Тенис Типлок почуял что-то недоброе: их разговор, уклонившись от вопросов веры, перешел в те неведомые дебри, где он чувствовал себя не очень уверенно, особенно с этими студентами. Чтобы вовсе не лишиться почвы под ногами, он уж было собирался повторить, что на все воля господня, но не успел. Первым начал Паул. Ох, эти громогласные раскаты! Он смеялся Тенису прямо в глаза, чуть не задыхаясь от хохота. Потом, звучно вобрав в себя воздух, продолжал грохотать, сохраняя совершенно серьезную физиономию. Зигис, свалившись у переднего колеса машины, стонал и охал, одной рукой утирая слезы, другой держась за живот.

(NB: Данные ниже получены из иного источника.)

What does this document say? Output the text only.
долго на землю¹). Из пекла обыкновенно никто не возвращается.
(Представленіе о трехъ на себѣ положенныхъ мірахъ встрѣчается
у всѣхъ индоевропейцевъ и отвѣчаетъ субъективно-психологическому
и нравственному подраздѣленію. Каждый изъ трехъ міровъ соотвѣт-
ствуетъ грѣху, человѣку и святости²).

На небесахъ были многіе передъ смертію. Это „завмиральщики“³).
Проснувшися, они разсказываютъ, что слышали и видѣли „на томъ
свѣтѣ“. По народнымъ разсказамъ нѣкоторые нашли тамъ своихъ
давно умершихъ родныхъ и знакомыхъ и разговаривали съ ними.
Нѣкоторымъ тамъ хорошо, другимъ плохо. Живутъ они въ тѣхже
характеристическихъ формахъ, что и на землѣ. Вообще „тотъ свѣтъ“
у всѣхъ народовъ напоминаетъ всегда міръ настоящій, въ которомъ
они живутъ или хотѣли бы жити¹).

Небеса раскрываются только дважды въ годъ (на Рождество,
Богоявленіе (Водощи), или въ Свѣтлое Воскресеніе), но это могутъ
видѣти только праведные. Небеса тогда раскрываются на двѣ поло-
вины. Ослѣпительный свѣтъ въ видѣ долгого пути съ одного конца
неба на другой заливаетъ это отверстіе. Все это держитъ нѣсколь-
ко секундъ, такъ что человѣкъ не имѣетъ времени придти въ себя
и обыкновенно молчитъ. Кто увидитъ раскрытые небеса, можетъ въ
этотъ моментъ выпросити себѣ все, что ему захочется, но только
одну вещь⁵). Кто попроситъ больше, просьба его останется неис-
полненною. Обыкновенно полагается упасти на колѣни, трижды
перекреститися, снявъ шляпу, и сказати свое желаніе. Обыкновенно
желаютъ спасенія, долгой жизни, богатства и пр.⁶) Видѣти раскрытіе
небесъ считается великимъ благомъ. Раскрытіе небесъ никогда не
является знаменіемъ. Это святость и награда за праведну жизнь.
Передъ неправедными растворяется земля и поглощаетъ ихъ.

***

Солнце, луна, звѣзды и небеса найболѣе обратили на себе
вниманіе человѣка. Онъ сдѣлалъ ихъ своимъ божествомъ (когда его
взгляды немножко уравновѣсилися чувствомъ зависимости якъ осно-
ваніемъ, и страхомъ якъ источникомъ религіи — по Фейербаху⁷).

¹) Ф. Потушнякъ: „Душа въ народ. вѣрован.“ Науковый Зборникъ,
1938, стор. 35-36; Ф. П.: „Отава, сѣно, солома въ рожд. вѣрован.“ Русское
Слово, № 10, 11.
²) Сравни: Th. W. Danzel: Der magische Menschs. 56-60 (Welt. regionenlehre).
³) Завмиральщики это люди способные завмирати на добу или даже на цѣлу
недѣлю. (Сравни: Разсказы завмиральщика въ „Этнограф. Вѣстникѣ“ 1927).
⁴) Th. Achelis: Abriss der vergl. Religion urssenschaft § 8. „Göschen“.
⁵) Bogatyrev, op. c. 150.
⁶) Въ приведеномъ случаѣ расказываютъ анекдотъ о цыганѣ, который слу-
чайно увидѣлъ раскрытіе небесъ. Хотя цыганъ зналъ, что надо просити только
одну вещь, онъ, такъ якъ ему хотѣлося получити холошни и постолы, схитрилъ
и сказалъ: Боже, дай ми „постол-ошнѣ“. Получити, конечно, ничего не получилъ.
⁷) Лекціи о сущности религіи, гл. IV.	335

— Не могу, не могу! — стонал он. — Тенис, уморил ты меня, ой, уморил!
— Ты кандидат наук. Нет, академик! — зубоскалил Паул, нахохотавшись вдоволь. — Развивать такие теории во второй половине двадцатого века — тут, брат, нужна смелость. Потрясающе! Вот уж не думал, что в тебе такой талант. О-хо-хо-хо!